There really is no point going with corner trader and VWRL in CHF. I will have to revisit that later.
What if I choose to hold VWRL with IB? would this be an alternative, or should I go for US-domiciled funds? What are the advantages besides lower TER/TWR for US funds?
So now I am looking at VT, but here a consideration would be to have VTI and VXUS/VEA? This seems like a preferred option here.
That would be a great statistic to have, I guess you would have to take a look at every single company in a given index.
Trading is of course cheaper for US-funds, but this is arguably not the main point.

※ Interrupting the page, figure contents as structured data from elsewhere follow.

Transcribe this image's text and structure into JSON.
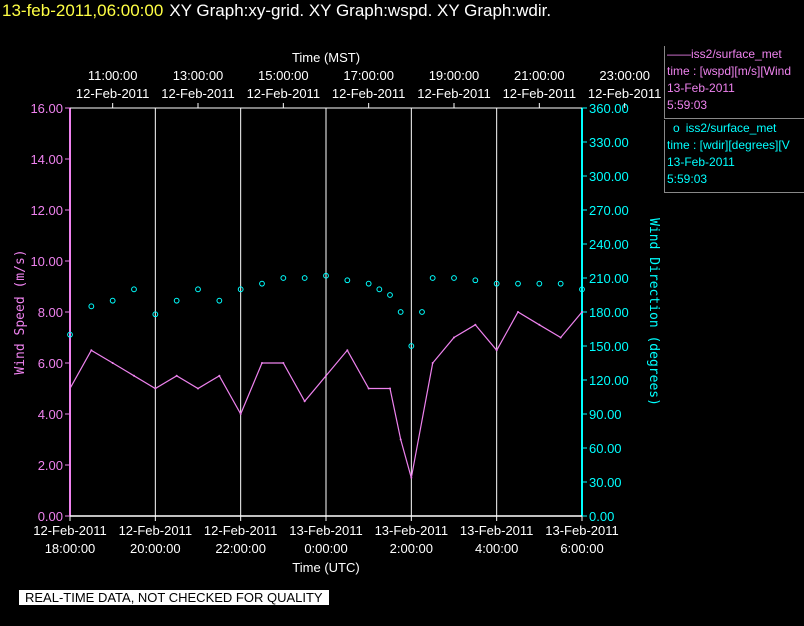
{
  "header": {
    "time": "13-feb-2011,06:00:00",
    "graphs": "XY Graph:xy-grid.  XY Graph:wspd.  XY Graph:wdir."
  },
  "legend": {
    "wspd": {
      "symbol": "——",
      "source": "iss2/surface_met",
      "desc": "time : [wspd][m/s][Wind",
      "date": "13-Feb-2011",
      "time": "5:59:03"
    },
    "wdir": {
      "symbol": "o",
      "source": "iss2/surface_met",
      "desc": "time : [wdir][degrees][V",
      "date": "13-Feb-2011",
      "time": "5:59:03"
    }
  },
  "disclaimer": "REAL-TIME DATA, NOT CHECKED FOR QUALITY",
  "colors": {
    "wspd": "#ee82ee",
    "wdir": "#00ffff",
    "grid": "#ffffff",
    "background": "#000000"
  },
  "chart_data": {
    "type": "line",
    "top_axis": {
      "label": "Time (MST)",
      "ticks": [
        {
          "time": "11:00:00",
          "date": "12-Feb-2011"
        },
        {
          "time": "13:00:00",
          "date": "12-Feb-2011"
        },
        {
          "time": "15:00:00",
          "date": "12-Feb-2011"
        },
        {
          "time": "17:00:00",
          "date": "12-Feb-2011"
        },
        {
          "time": "19:00:00",
          "date": "12-Feb-2011"
        },
        {
          "time": "21:00:00",
          "date": "12-Feb-2011"
        },
        {
          "time": "23:00:00",
          "date": "12-Feb-2011"
        }
      ]
    },
    "bottom_axis": {
      "label": "Time (UTC)",
      "range_hours_utc": [
        18,
        30
      ],
      "ticks": [
        {
          "date": "12-Feb-2011",
          "time": "18:00:00"
        },
        {
          "date": "12-Feb-2011",
          "time": "20:00:00"
        },
        {
          "date": "12-Feb-2011",
          "time": "22:00:00"
        },
        {
          "date": "13-Feb-2011",
          "time": "0:00:00"
        },
        {
          "date": "13-Feb-2011",
          "time": "2:00:00"
        },
        {
          "date": "13-Feb-2011",
          "time": "4:00:00"
        },
        {
          "date": "13-Feb-2011",
          "time": "6:00:00"
        }
      ]
    },
    "left_axis": {
      "label": "Wind Speed (m/s)",
      "ylim": [
        0,
        16
      ],
      "ticks": [
        "0.00",
        "2.00",
        "4.00",
        "6.00",
        "8.00",
        "10.00",
        "12.00",
        "14.00",
        "16.00"
      ]
    },
    "right_axis": {
      "label": "Wind Direction (degrees)",
      "ylim": [
        0,
        360
      ],
      "ticks": [
        "0.00",
        "30.00",
        "60.00",
        "90.00",
        "120.00",
        "150.00",
        "180.00",
        "210.00",
        "240.00",
        "270.00",
        "300.00",
        "330.00",
        "360.00"
      ]
    },
    "grid": "vertical",
    "series": [
      {
        "key": "wspd",
        "axis": "left",
        "style": "line",
        "x": [
          18.0,
          18.5,
          19.0,
          19.5,
          20.0,
          20.5,
          21.0,
          21.5,
          22.0,
          22.5,
          23.0,
          23.5,
          24.0,
          24.5,
          25.0,
          25.5,
          25.75,
          26.0,
          26.5,
          27.0,
          27.5,
          28.0,
          28.5,
          29.0,
          29.5,
          30.0
        ],
        "values": [
          5.0,
          6.5,
          6.0,
          5.5,
          5.0,
          5.5,
          5.0,
          5.5,
          4.0,
          6.0,
          6.0,
          4.5,
          5.5,
          6.5,
          5.0,
          5.0,
          3.0,
          1.5,
          6.0,
          7.0,
          7.5,
          6.5,
          8.0,
          7.5,
          7.0,
          8.0
        ]
      },
      {
        "key": "wdir",
        "axis": "right",
        "style": "scatter",
        "x": [
          18.0,
          18.5,
          19.0,
          19.5,
          20.0,
          20.5,
          21.0,
          21.5,
          22.0,
          22.5,
          23.0,
          23.5,
          24.0,
          24.5,
          25.0,
          25.25,
          25.5,
          25.75,
          26.0,
          26.25,
          26.5,
          27.0,
          27.5,
          28.0,
          28.5,
          29.0,
          29.5,
          30.0
        ],
        "values": [
          160,
          185,
          190,
          200,
          178,
          190,
          200,
          190,
          200,
          205,
          210,
          210,
          212,
          208,
          205,
          200,
          195,
          180,
          150,
          180,
          210,
          210,
          208,
          205,
          205,
          205,
          205,
          200
        ]
      }
    ]
  }
}
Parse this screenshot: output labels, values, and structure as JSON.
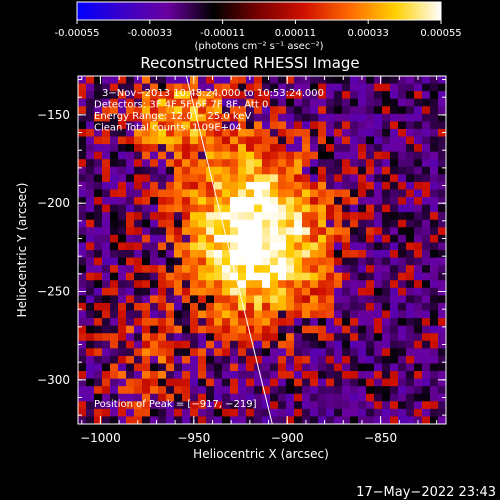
{
  "colorbar": {
    "ticks": [
      "-0.00055",
      "-0.00033",
      "-0.00011",
      "0.00011",
      "0.00033",
      "0.00055"
    ],
    "unit_label": "(photons cm⁻² s⁻¹ asec⁻²)",
    "colors": [
      "#0000ff",
      "#3a00c8",
      "#6a00a0",
      "#000000",
      "#7a0000",
      "#d01000",
      "#ff6a00",
      "#ffd000",
      "#ffffff"
    ]
  },
  "chart_data": {
    "type": "heatmap",
    "title": "Reconstructed RHESSI Image",
    "xlabel": "Heliocentric X (arcsec)",
    "ylabel": "Heliocentric Y (arcsec)",
    "xlim": [
      -1012,
      -815
    ],
    "ylim": [
      -325,
      -128
    ],
    "xticks": [
      {
        "value": -1000,
        "label": "−1000"
      },
      {
        "value": -950,
        "label": "−950"
      },
      {
        "value": -900,
        "label": "−900"
      },
      {
        "value": -850,
        "label": "−850"
      }
    ],
    "yticks": [
      {
        "value": -150,
        "label": "−150"
      },
      {
        "value": -200,
        "label": "−200"
      },
      {
        "value": -250,
        "label": "−250"
      },
      {
        "value": -300,
        "label": "−300"
      }
    ],
    "annotations": [
      "3−Nov−2013 10:48:24.000 to 10:53:24.000",
      "Detectors: 3F 4F 5F 6F 7F 8F, Att 0",
      "Energy Range: 12.0 − 25.0 keV",
      "Clean    Total counts: 1.09E+04"
    ],
    "peak_label": "Position of Peak = [−917, −219]",
    "peak": [
      -917,
      -219
    ],
    "limb_line": [
      [
        -954,
        -128
      ],
      [
        -908,
        -325
      ]
    ]
  },
  "footer": {
    "timestamp": "17−May−2022 23:43"
  }
}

Vanguard US funds have a considerably lower TER. Your selection is also better (probably not relevant for you).
You should just avoid dropping dead (holding them as a Swiss, tax implications).
@Bojack Thanks for confirming the advantages, I apologize, I realize most of my questions now have been answered already. i was surfing through some old topics and was astonished to find so much information and valuable discussions hidden away under broad subject lines
@cray You are referring to the estate tax. This is an aspect I am still pondering on. 2 years ago the limit was 60’000 and everyone was avoiding US-domiciled ETFs, now its somethink like 5Mio, just recently changed to ~11Mio.
I dont like these quick changes, what are the chances its back to 60’000 when the next US president comes along? Does anyone have any insghts here?
I am not talking about the treaty per se. I am talking about the specific amounts. within a very short span we went from 60k->5Mio->11Mio
I remember when MP made his blog post about his portfolio he mentioned he will think about switching from VT to something non-us-based before he hits 60k. Around that time alot of comments appeared stating that they rather not use US-domiciled funds because of this low limit.
I am wondering how easy these limits get changed, I am wondering if it will ever be reduced to the likes of 60k
60k is and always has been the treaty exemption limit. There is talk about renegotiating it, but nobody seems to be in a hurry.
The other figures are the domestic U.S. limit that can be invoked. That limit is often changed (or the estate tax even abolished) by different administrations. This does not touch the 60k treaty limit.
Edit: Just keep on living. If the situation is too much for your nerves, it could be that DeGiro or CT are maybe better for you.
Well maybe I’m not long enough in the early retirement business, but I haven’t yet heard that the exemption is valid since only two years. As far as I know, the treaty I mentioned lets the Swiss get treated as US citizens, and it dates back to 1952.
I don’t know what you’re talking about. 60’000 is the exemption for non-resident aliens WITHOUT a treaty. Like, if I lived in Poland and would die, there would be a 40% estate tax on my US domiciled stock above 60’000.